Of course, medications have distinct considerations: withdrawal syndromes, side effects, pharmacological impact on brain function. But they do not exist outside the web of self-shaping choices and tools that people reach for in modern life.
It’s also worth remembering that the impulse to regulate one’s inner life—moods, thoughts, energies, identities—is not a modern invention, nor is it unique to psychiatry. Long before SSRIs or diagnostic manuals, human beings turned to ritual, prayer, movement, storytelling, community roles, aesthetic expression, and environmental attunement to navigate psychological pain and existential confusion. To set psychiatry apart as the sole or primary discipline capable of holding these complexities privileges the field in a way that distorts history and dismisses millennia of human effort to grapple with the same questions: What does it mean to suffer? How do we endure? What helps? When we act as if psychiatric frameworks uniquely accommodate ambivalence and meaning-making, we inflate the importance of psychiatry and obscure the broader, older, and often more culturally rooted repertoire of tools that people have long drawn upon. The question is not whether someone should or should not take medication; it is whether we are expanding the conversation beyond it—asking what else might be possible, what other sources of coherence, connection, or relief could be available, particularly in an era when psychiatry has grown over-important as a primary methodology for self-betterment. We need a wider lens, not a narrower one.

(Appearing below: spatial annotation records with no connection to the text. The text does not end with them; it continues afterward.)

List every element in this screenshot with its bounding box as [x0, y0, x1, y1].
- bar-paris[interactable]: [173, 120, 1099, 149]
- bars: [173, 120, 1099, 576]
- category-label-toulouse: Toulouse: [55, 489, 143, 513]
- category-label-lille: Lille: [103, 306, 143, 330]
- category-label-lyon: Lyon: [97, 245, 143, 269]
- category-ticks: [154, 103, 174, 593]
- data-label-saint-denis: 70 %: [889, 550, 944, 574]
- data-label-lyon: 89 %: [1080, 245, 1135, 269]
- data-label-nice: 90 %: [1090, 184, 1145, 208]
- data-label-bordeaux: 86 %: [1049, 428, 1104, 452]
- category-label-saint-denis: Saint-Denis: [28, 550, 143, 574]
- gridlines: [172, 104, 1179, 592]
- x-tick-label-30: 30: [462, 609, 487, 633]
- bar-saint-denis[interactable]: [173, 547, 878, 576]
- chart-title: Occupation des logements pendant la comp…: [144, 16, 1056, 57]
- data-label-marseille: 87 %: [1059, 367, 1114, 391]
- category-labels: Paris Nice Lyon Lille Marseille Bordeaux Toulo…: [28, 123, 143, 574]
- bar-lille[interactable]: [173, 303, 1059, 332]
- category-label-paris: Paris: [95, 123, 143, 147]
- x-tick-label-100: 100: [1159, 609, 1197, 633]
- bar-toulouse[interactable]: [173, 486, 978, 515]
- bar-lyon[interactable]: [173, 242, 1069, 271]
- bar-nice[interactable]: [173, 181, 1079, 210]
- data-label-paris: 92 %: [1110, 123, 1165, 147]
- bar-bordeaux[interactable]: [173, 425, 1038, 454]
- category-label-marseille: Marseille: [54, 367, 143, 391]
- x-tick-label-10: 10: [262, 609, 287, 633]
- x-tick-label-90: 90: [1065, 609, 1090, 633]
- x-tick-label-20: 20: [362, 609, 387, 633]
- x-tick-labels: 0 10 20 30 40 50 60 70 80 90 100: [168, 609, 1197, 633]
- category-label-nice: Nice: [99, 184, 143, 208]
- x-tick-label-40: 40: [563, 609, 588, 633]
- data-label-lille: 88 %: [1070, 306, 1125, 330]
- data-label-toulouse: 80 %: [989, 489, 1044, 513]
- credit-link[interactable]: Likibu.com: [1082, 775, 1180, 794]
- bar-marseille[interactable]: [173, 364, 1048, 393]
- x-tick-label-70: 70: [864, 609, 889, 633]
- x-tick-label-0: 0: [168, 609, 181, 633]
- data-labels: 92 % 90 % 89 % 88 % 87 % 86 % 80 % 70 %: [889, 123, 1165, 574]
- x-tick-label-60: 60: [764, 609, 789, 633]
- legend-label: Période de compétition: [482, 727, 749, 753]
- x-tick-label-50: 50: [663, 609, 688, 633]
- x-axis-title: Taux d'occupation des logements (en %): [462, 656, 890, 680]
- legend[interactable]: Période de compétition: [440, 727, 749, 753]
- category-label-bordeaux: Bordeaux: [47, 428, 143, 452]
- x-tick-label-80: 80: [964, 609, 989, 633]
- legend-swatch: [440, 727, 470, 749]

My concern may be an artifact of the fact that you have been on this theme of "to medicate or not to medicate” but I'm beginning to wonder if you don't demand ambivalence of your patients. If there was a standard questionnaire regarding satisfaction with medication that would depersonalize the question. However, patients may be tempted to please you by the wrestling with this issue when it is actually not that big a deal for them.